Currently listening to: Burlap to Cashmere “Closer to the Edge”
1. “Savior’s Here” by: Kari Jobe
2. “As It Is In Heaven” by: Matt Maher
3. “I Am Set Free” by: All Sons & Daughters
Message – Kenny Ellis
4. “Sing to the King” by: Billy Foote
5. “One Thing Remains” by: Jeremy Riddle
6. “Take My Life” (passion version)
Sundays come and go by so fast! Sunday’s service ran over a bit and I think that threw some people. Other things bother me but that is not one of them 🙂 All and all it was a good morning. I am again so grateful for the gang of musicians who come week in week out to help lead people to the cross. The heart of our volunteers amazes me.
Ok so a close friend reminded me how I seem to be in a constant battle on Sundays of trying to please everyone and how difficult that has to be. That was a wake up call for me. They were just just acknowling the stress level on any given Sunday morning. So this morning I spent some time looking deeper into what makes me do what I do. I enjoy seeing others succeed, finding happiness and God’s purpose and call on their life. Wether that’s someone in the congregation, one of our musicians, or someone down at the pub. My heart finds joy in that.
But I realized this weekend that I don’t handle “life” well around me when I have not given enough attention to the battle that goes on within me from the moment I get up in the morning till the moment I go to sleep and sometimes even in my sleep.
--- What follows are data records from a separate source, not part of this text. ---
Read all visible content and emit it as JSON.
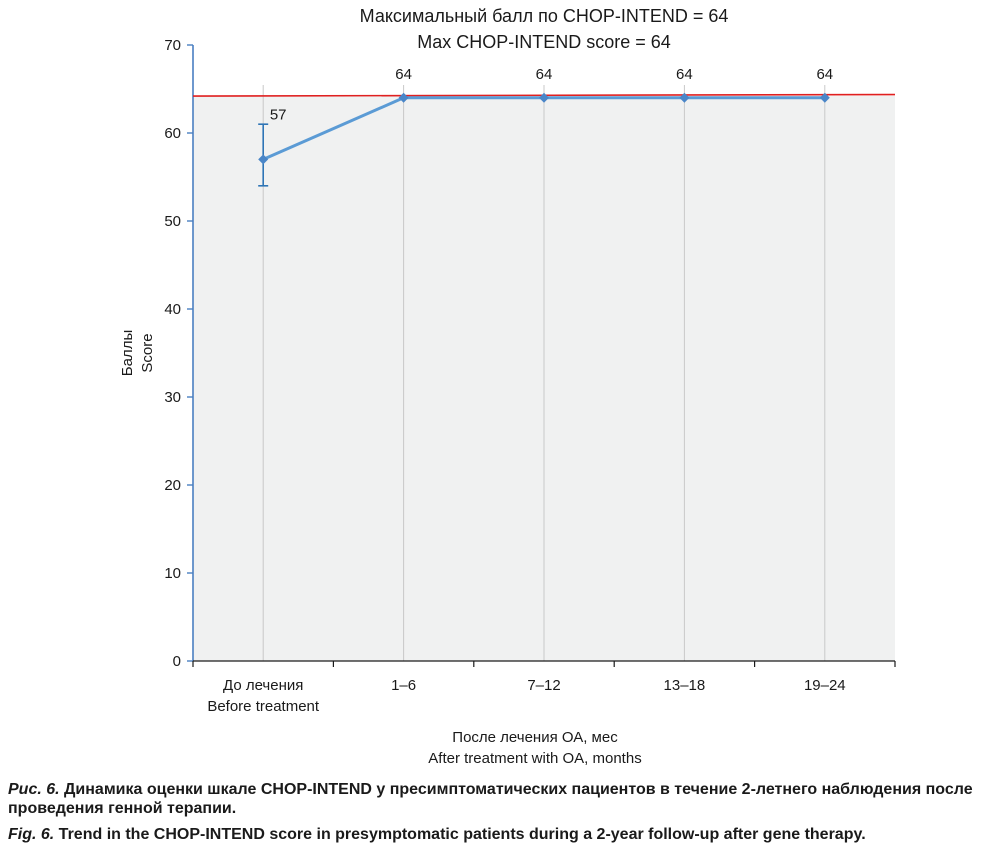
{
  "chart_data": {
    "type": "line",
    "title_lines": [
      "Максимальный балл по CHOP-INTEND = 64",
      "Max CHOP-INTEND score = 64"
    ],
    "ylabel_lines": [
      "Баллы",
      "Score"
    ],
    "xlabel_lines": [
      "После лечения ОА, мес",
      "After treatment with OA, months"
    ],
    "ylim": [
      0,
      70
    ],
    "yticks": [
      0,
      10,
      20,
      30,
      40,
      50,
      60,
      70
    ],
    "categories": [
      [
        "До лечения",
        "Before treatment"
      ],
      [
        "1–6"
      ],
      [
        "7–12"
      ],
      [
        "13–18"
      ],
      [
        "19–24"
      ]
    ],
    "series": [
      {
        "values": [
          57,
          64,
          64,
          64,
          64
        ],
        "data_labels": [
          "57",
          "64",
          "64",
          "64",
          "64"
        ],
        "error": [
          [
            54,
            61
          ],
          null,
          null,
          null,
          null
        ]
      }
    ],
    "reference_line": {
      "value": 64.2
    },
    "grid": "vertical",
    "colors": {
      "series": "#5b9bd5",
      "reference": "#e02020",
      "plot_bg": "#f0f1f1",
      "axis": "#4a7fc1",
      "grid": "#c9c9c9"
    }
  },
  "caption": {
    "ru_label": "Рис. 6.",
    "ru_text": " Динамика оценки шкале CHOP-INTEND у пресимптоматических пациентов в течение 2-летнего наблюдения после проведения генной терапии.",
    "en_label": "Fig. 6.",
    "en_text": " Trend in the CHOP-INTEND score in presymptomatic patients during a 2-year follow-up after gene therapy."
  }
}
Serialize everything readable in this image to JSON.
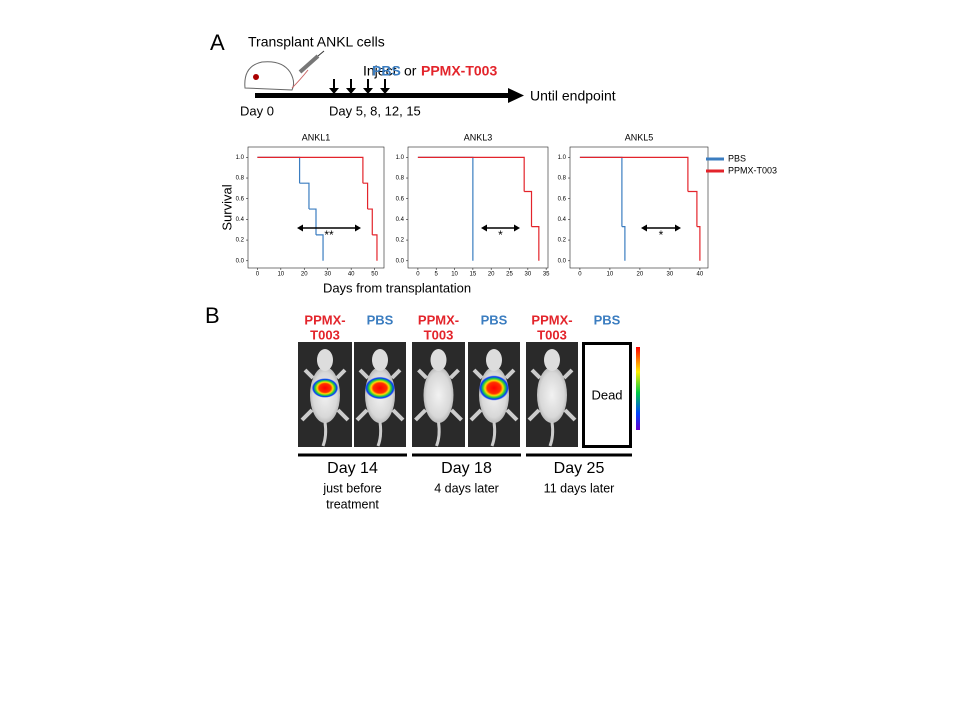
{
  "panel_a": {
    "label": "A",
    "transplant": "Transplant ANKL cells",
    "inject": "Inject",
    "inject_pbs": "PBS",
    "inject_or": "or",
    "inject_drug": "PPMX-T003",
    "day0": "Day 0",
    "days": "Day 5, 8, 12, 15",
    "endpoint": "Until endpoint"
  },
  "x_axis_label": "Days from transplantation",
  "chart_data": [
    {
      "type": "step",
      "title": "ANKL1",
      "y_axis_label": "Survival",
      "annotation": "**",
      "xlim": [
        -4,
        54
      ],
      "xticks": [
        0,
        10,
        20,
        30,
        40,
        50
      ],
      "ylim": [
        -0.07,
        1.1
      ],
      "yticks": [
        {
          "value": 0,
          "label": "0.0"
        },
        {
          "value": 0.2,
          "label": "0.2"
        },
        {
          "value": 0.4,
          "label": "0.4"
        },
        {
          "value": 0.6,
          "label": "0.6"
        },
        {
          "value": 0.8,
          "label": "0.8"
        },
        {
          "value": 1,
          "label": "1.0"
        }
      ],
      "series": [
        {
          "name": "PBS",
          "color": "#3b7dc0",
          "x": [
            0,
            18,
            22,
            25,
            28
          ],
          "values": [
            1,
            0.75,
            0.5,
            0.25,
            0
          ]
        },
        {
          "name": "PPMX-T003",
          "color": "#e3242b",
          "x": [
            0,
            45,
            47,
            49,
            51
          ],
          "values": [
            1,
            0.75,
            0.5,
            0.25,
            0
          ]
        }
      ]
    },
    {
      "type": "step",
      "title": "ANKL3",
      "annotation": "*",
      "xlim": [
        -2.7,
        35.5
      ],
      "xticks": [
        0,
        5,
        10,
        15,
        20,
        25,
        30,
        35
      ],
      "ylim": [
        -0.07,
        1.1
      ],
      "yticks": [
        {
          "value": 0,
          "label": "0.0"
        },
        {
          "value": 0.2,
          "label": "0.2"
        },
        {
          "value": 0.4,
          "label": "0.4"
        },
        {
          "value": 0.6,
          "label": "0.6"
        },
        {
          "value": 0.8,
          "label": "0.8"
        },
        {
          "value": 1,
          "label": "1.0"
        }
      ],
      "series": [
        {
          "color": "#3b7dc0",
          "x": [
            0,
            15
          ],
          "values": [
            1,
            0
          ]
        },
        {
          "color": "#e3242b",
          "x": [
            0,
            29,
            31,
            33
          ],
          "values": [
            1,
            0.67,
            0.33,
            0
          ]
        }
      ]
    },
    {
      "type": "step",
      "title": "ANKL5",
      "annotation": "*",
      "xlim": [
        -3.3,
        42.7
      ],
      "xticks": [
        0,
        10,
        20,
        30,
        40
      ],
      "ylim": [
        -0.07,
        1.1
      ],
      "yticks": [
        {
          "value": 0,
          "label": "0.0"
        },
        {
          "value": 0.2,
          "label": "0.2"
        },
        {
          "value": 0.4,
          "label": "0.4"
        },
        {
          "value": 0.6,
          "label": "0.6"
        },
        {
          "value": 0.8,
          "label": "0.8"
        },
        {
          "value": 1,
          "label": "1.0"
        }
      ],
      "series": [
        {
          "color": "#3b7dc0",
          "x": [
            0,
            14,
            15
          ],
          "values": [
            1,
            0.33,
            0
          ]
        },
        {
          "color": "#e3242b",
          "x": [
            0,
            36,
            39,
            40
          ],
          "values": [
            1,
            0.67,
            0.33,
            0
          ]
        }
      ]
    }
  ],
  "panel_b": {
    "label": "B",
    "columns": [
      {
        "line1": "PPMX-",
        "line2": "T003"
      },
      {
        "line1": "PBS"
      },
      {
        "line1": "PPMX-",
        "line2": "T003"
      },
      {
        "line1": "PBS"
      },
      {
        "line1": "PPMX-",
        "line2": "T003"
      },
      {
        "line1": "PBS"
      }
    ],
    "dead": "Dead",
    "groups": [
      {
        "day": "Day 14",
        "caption1": "just before",
        "caption2": "treatment"
      },
      {
        "day": "Day 18",
        "caption1": "4 days later"
      },
      {
        "day": "Day 25",
        "caption1": "11 days later"
      }
    ]
  }
}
Sounds deep and messed up I know and maybe it is but I’m not alone. We all have our fears, struggles, bad habits and so forth. There are so many things that race to steal my attention and focus away from the constant true love of God. I am realizing that I cannot get that time back. The time I have let slip away in my moods and reactions to the life around me. I have spent to much time worrying, fighting with fear, and setting my eyes on distractions that keep me from reality and what matters. I can’t heal if I don’t step into the healers presence and allow him to absorb all that is within me and refine me. We are broken and beautiful people. A new friend told me that while Kayaking on the ocean. That I was broken and beautiful. Now to let the healer heal and create bright and beautiful things.
12 Now as He approached the gate of the city, behold, a dead man was being carried out, the only son of his mother, and she was a widow; and a sizable crowd from the city was with her. 13 And when the Lord saw her, He felt compassion for her, and said to her, “Do not weep.” 14 And He came up and touched the coffin; and the bearers came to a halt. And He said, “Young man, I say to you, arise!” 15 And the dead man sat up, and began to speak. And Jesus gave him back to his mother.